Q.甲種の資格を取得するために大切な要素は?
A.毎日数十分でもいいので、勉強を続ける習慣を身につけることです。1週間のうち休日だけ勉強に充てたり、一夜漬けで勉強したりしても合格できる試験ではありません。特に、甲種は試験範囲が広いので、毎日コツコツと勉強をして覚えることが大切なのです。

Q.危険物取扱者保安講習とは?
A.危険物取扱作業に従事している有資格者が、定期的に受けなければならない講習のことです。甲種を取得し、作業に従事する方は、保安講習を3年に1度、必ず受講しなければなりません。
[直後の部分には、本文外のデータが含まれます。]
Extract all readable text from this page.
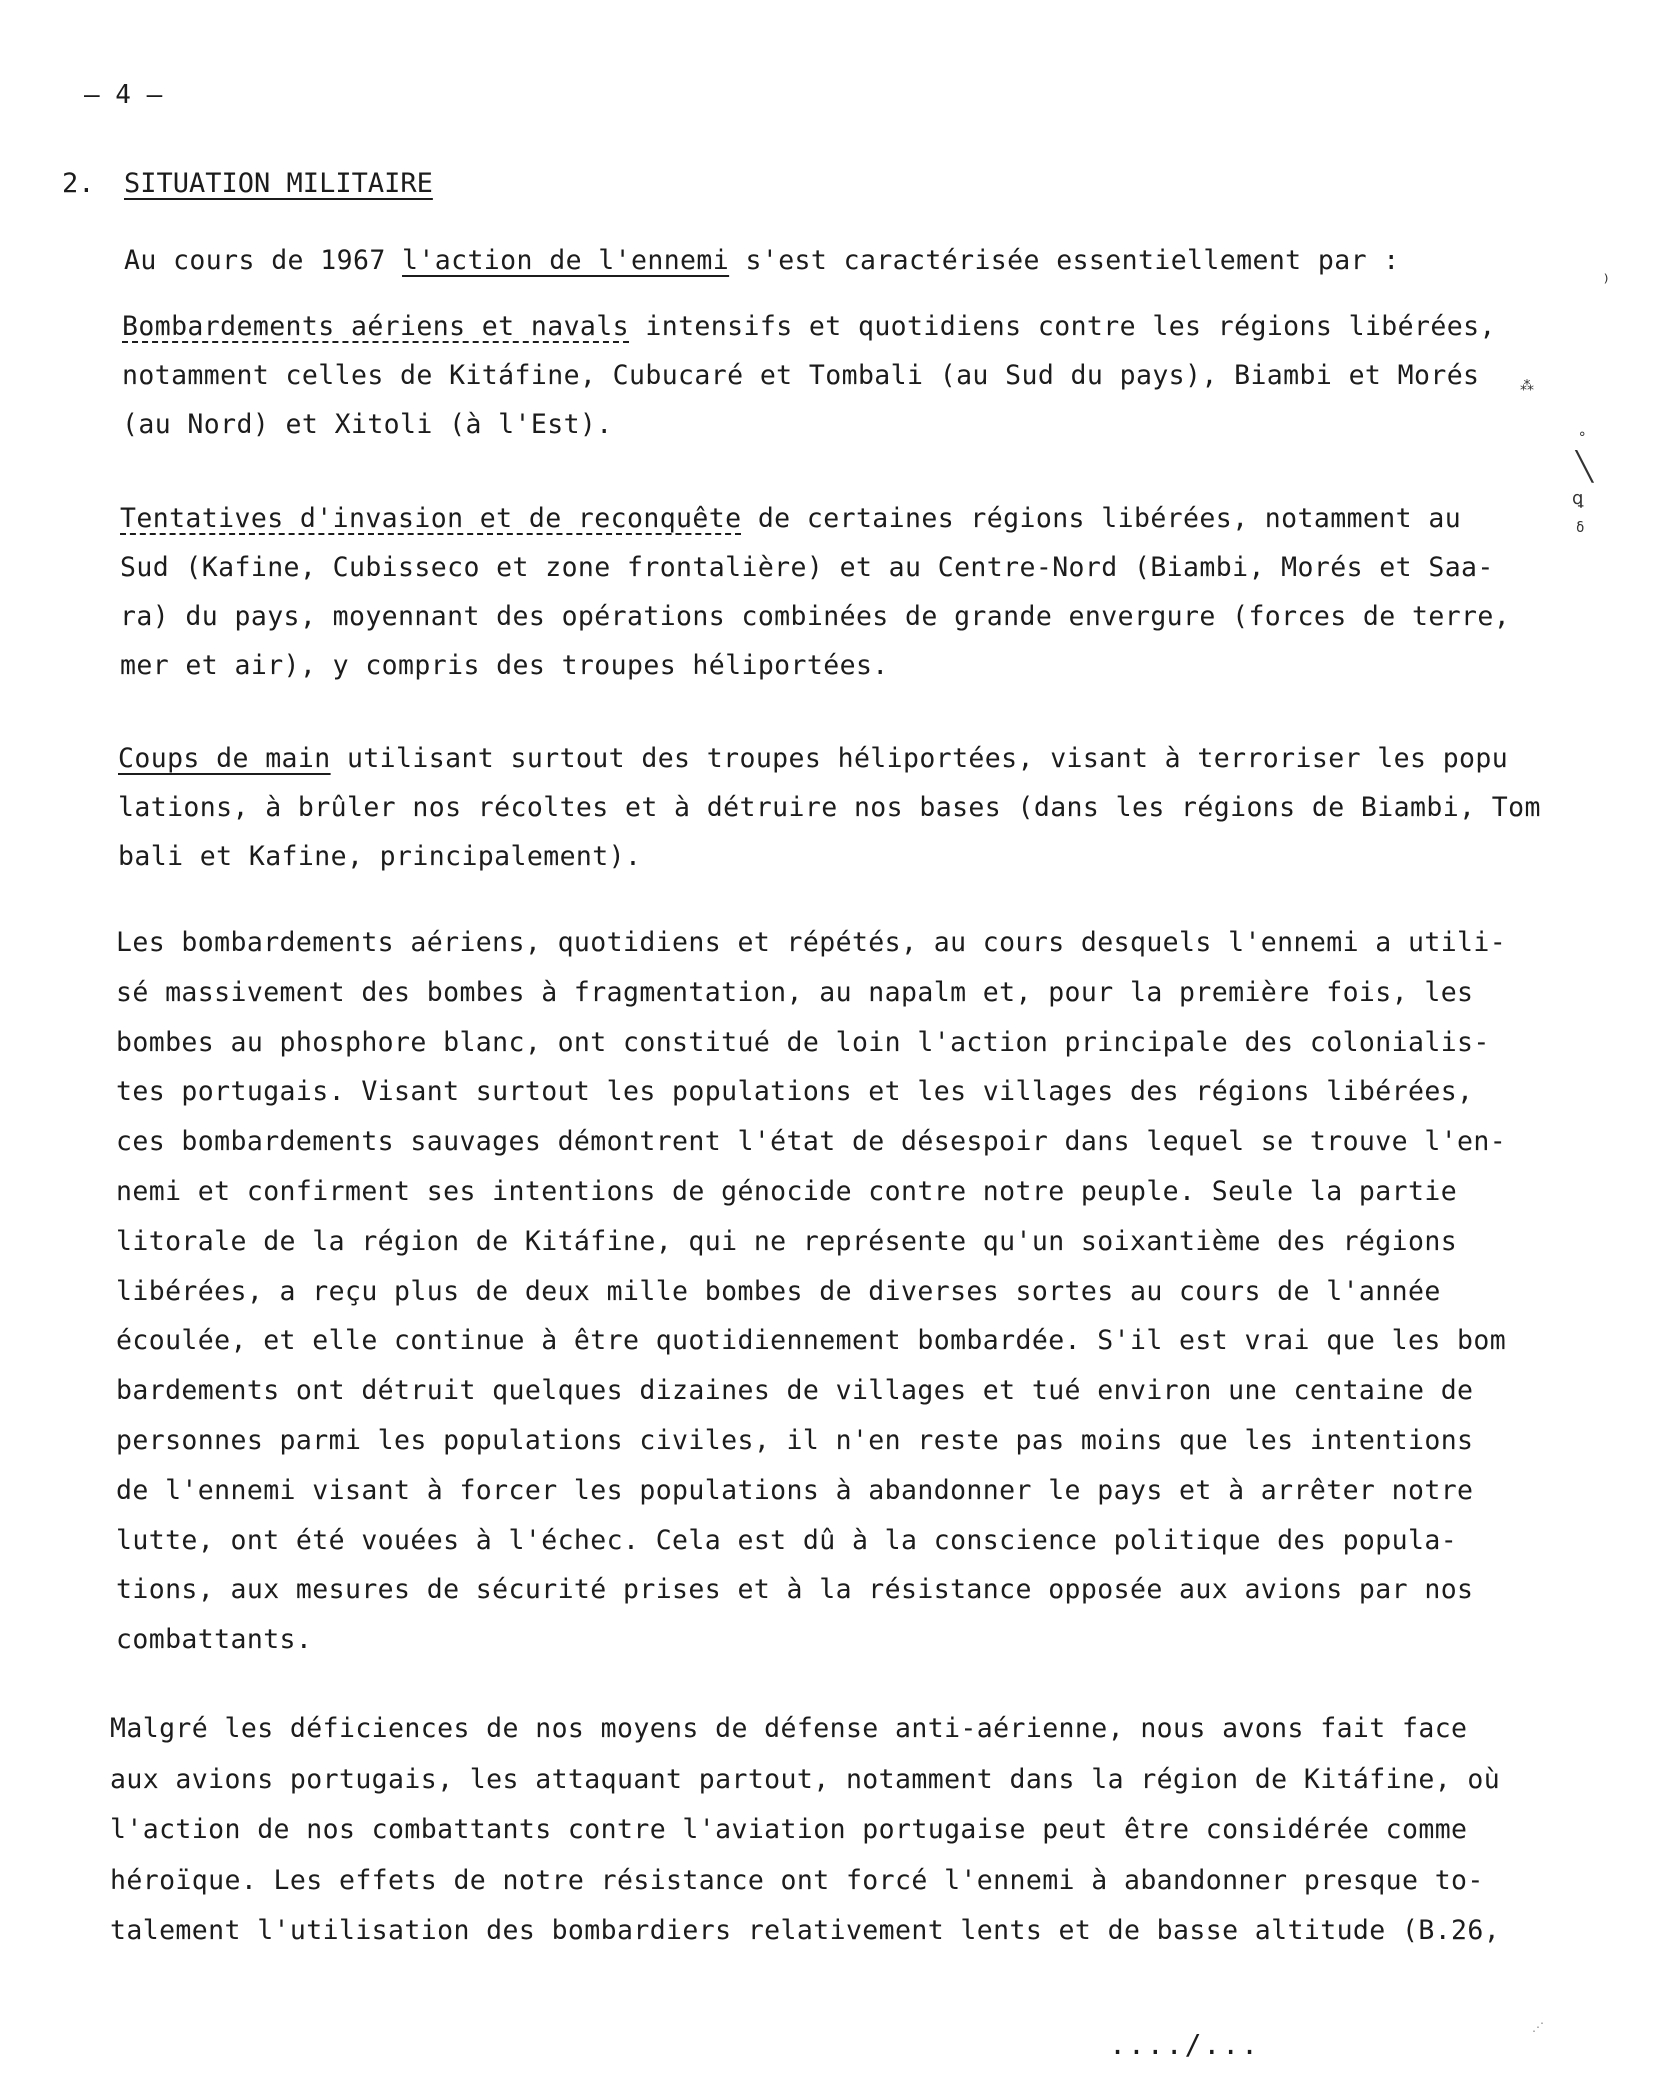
– 4 –
2. SITUATION MILITAIRE
Au cours de 1967 l'action de l'ennemi s'est caractérisée essentiellement par :
Bombardements aériens et navals intensifs et quotidiens contre les régions libérées,
notamment celles de Kitáfine, Cubucaré et Tombali (au Sud du pays), Biambi et Morés
(au Nord) et Xitoli (à l'Est).
Tentatives d'invasion et de reconquête de certaines régions libérées, notamment au
Sud (Kafine, Cubisseco et zone frontalière) et au Centre-Nord (Biambi, Morés et Saa-
ra) du pays, moyennant des opérations combinées de grande envergure (forces de terre,
mer et air), y compris des troupes héliportées.
Coups de main utilisant surtout des troupes héliportées, visant à terroriser les popu
lations, à brûler nos récoltes et à détruire nos bases (dans les régions de Biambi, Tom
bali et Kafine, principalement).
Les bombardements aériens, quotidiens et répétés, au cours desquels l'ennemi a utili-
sé massivement des bombes à fragmentation, au napalm et, pour la première fois, les
bombes au phosphore blanc, ont constitué de loin l'action principale des colonialis-
tes portugais. Visant surtout les populations et les villages des régions libérées,
ces bombardements sauvages démontrent l'état de désespoir dans lequel se trouve l'en-
nemi et confirment ses intentions de génocide contre notre peuple. Seule la partie
litorale de la région de Kitáfine, qui ne représente qu'un soixantième des régions
libérées, a reçu plus de deux mille bombes de diverses sortes au cours de l'année
écoulée, et elle continue à être quotidiennement bombardée. S'il est vrai que les bom
bardements ont détruit quelques dizaines de villages et tué environ une centaine de
personnes parmi les populations civiles, il n'en reste pas moins que les intentions
de l'ennemi visant à forcer les populations à abandonner le pays et à arrêter notre
lutte, ont été vouées à l'échec. Cela est dû à la conscience politique des popula-
tions, aux mesures de sécurité prises et à la résistance opposée aux avions par nos
combattants.
Malgré les déficiences de nos moyens de défense anti-aérienne, nous avons fait face
aux avions portugais, les attaquant partout, notamment dans la région de Kitáfine, où
l'action de nos combattants contre l'aviation portugaise peut être considérée comme
héroïque. Les effets de notre résistance ont forcé l'ennemi à abandonner presque to-
talement l'utilisation des bombardiers relativement lents et de basse altitude (B.26,
..../...
⁾
⁂
°
╲
ꝗ
δ
⋰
また、実務に就いていなかった者が従事することになった場合は、その日から1年以内に受講する必要があります。

まとめ

いかがでしたか? 甲種危険物取扱者は、資格を取得することで就職・転職・給与などさまざまな面で大きなメリットが生まれます。ほかの資格種類とは違い、すべての危険物が取り扱いの対象となるため、幅広い職場で生かすことができる国家資格です。危険物取扱者として仕事をしていきたい方は、甲種の取得をおすすめします。